III. Einordnung der Entscheidung
Auch das LAG Düsseldorf hat in einem ähnlichen Fall, in dem der den Betrieb von Spielhallen aufgrund der Coronaschutzverordnung NRW untersagt wurde, durch Urteil vom 30.03.2021, Az.: 8 Sa 674/20, entschieden, dass das Betriebsrisiko auch Fälle höherer Gewalt und insbesondere eine durch Pandemie begründete Betriebsschließung erfasse. Das allgemeine Lebensrisiko der Klägerin sei dagegen allenfalls erfasst, wenn sie ihre Arbeitskraft überhaupt nicht mehr hätte verwerten können.

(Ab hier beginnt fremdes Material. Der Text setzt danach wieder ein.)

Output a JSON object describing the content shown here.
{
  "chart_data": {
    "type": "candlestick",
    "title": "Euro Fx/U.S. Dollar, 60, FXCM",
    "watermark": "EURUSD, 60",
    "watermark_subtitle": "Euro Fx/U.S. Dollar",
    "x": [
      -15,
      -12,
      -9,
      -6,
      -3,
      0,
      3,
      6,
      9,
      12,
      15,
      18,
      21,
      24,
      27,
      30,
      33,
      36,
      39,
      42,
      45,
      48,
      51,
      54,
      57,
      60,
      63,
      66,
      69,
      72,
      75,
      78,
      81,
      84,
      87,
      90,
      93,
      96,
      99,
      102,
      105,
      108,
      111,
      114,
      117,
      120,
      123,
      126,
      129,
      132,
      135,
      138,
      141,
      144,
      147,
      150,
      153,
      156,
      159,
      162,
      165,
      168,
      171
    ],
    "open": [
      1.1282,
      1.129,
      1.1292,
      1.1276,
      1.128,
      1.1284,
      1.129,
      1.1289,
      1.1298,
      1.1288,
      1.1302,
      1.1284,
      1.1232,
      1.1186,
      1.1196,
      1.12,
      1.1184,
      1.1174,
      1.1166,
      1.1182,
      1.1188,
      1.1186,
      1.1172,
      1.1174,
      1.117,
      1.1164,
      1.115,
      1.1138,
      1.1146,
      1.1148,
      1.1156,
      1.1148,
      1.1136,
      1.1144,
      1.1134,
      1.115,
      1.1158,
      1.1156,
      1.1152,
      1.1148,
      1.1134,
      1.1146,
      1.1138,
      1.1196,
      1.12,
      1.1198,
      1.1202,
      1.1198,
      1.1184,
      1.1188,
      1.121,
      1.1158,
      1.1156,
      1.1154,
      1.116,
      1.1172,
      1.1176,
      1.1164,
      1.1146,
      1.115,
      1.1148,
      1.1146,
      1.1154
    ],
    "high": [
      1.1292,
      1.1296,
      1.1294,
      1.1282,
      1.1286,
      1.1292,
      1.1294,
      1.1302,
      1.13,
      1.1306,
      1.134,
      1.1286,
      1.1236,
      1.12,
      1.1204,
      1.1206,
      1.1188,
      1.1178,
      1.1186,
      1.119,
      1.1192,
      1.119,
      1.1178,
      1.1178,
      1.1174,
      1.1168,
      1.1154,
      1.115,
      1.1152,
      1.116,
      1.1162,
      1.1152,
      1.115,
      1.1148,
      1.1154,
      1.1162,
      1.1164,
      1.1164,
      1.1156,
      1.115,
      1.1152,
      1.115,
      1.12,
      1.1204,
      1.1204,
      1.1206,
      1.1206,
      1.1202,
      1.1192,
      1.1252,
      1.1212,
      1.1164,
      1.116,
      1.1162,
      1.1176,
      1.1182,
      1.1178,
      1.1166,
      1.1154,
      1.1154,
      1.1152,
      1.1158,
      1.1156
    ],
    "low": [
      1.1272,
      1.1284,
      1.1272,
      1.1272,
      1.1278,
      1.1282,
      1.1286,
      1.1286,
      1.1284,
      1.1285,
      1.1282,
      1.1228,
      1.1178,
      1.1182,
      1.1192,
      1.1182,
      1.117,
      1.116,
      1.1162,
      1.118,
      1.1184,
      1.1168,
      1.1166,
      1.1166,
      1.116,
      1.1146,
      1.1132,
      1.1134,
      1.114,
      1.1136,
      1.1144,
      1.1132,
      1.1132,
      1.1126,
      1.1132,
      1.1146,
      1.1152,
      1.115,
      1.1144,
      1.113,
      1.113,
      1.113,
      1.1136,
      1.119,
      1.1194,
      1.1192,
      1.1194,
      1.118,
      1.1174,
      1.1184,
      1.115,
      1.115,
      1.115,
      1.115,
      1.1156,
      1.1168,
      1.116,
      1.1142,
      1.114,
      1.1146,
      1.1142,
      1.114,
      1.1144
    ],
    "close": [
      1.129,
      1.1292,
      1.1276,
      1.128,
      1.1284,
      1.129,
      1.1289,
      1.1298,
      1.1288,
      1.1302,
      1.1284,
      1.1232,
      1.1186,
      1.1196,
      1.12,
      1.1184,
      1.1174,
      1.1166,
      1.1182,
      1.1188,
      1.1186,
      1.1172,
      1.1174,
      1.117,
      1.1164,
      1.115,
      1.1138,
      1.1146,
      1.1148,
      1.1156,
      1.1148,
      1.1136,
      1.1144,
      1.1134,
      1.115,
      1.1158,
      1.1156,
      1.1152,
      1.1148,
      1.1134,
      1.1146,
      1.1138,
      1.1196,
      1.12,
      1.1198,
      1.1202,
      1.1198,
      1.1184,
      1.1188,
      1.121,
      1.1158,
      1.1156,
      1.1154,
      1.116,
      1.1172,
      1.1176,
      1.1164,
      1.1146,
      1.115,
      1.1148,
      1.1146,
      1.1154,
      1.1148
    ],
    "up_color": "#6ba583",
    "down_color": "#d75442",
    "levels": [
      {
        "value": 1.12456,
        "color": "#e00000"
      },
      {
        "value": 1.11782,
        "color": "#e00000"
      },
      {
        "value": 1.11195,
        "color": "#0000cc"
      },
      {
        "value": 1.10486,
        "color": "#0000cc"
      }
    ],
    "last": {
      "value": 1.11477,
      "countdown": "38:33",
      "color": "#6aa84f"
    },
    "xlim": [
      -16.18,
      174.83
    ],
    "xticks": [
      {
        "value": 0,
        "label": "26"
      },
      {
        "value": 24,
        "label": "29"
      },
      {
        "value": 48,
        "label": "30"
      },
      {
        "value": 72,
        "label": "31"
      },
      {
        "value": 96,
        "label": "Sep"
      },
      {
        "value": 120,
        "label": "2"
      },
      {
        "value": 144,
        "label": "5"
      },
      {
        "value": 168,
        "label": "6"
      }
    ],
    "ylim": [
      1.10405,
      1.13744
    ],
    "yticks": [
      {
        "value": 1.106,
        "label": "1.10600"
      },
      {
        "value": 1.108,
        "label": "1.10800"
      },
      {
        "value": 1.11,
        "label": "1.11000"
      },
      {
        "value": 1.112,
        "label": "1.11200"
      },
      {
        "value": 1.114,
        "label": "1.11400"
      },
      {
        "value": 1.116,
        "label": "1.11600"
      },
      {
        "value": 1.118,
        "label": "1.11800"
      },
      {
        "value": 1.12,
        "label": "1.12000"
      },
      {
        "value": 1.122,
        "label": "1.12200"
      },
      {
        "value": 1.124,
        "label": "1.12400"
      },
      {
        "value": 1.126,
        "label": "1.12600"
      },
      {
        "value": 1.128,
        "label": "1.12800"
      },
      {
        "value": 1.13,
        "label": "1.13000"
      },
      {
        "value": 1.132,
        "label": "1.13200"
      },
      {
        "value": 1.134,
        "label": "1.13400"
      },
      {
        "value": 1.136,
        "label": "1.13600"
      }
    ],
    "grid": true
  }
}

Kommt der Arbeitgeber mit der Annahme der Arbeitsleistung in Verzug, so kann der Arbeitnehmer für die infolge des Verzugs nicht geleistete Arbeit gemäß § 613 S. 1 BGB die vereinbarte Vergütung verlangen, ohne zur Nachleistung verpflichtet zu sein. Gleiches gilt gemäß § 613 S. 3 BGB in den Fällen, in denen der Arbeitgeber das Risiko des Arbeitsausfalls trägt (Betriebsrisiko). Betriebsrisiko ist das Risiko des Arbeitgebers, seinen Betrieb betreiben zu können (BAG, Urteil vom 23.09.2015, Az.: 5 AZR 146/14). Der Arbeitgeber kann in diesen Fällen Betriebsmittel aus tatsächlichen oder rechtlichen Gründen nicht zur Verfügung stellen, sodass die Arbeitnehmer nicht mehr in der Lage sind, ihre Arbeitsleistung zu erbringen. Typische Fälle des Betriebsrisikos sind etwa Brandschäden, Naturkatastrophen, Stromausfall etc.. Davon zu unterscheiden ist das Wegerisiko, dass zu Lasten des Arbeitnehmers geht. Danach sind solche Leistungshindernisse durch den Arbeitnehmer zu tragen, die ihn daran hindern, an seinen Arbeitsplatz als Erfüllungsort zu gelangen (z. B. nicht rechtzeitiger Arbeitsantritt nach Urlaub aufgrund Quarantäne im Urlaubsland oder Ausfall von öffentlichen Verkehrsmitteln).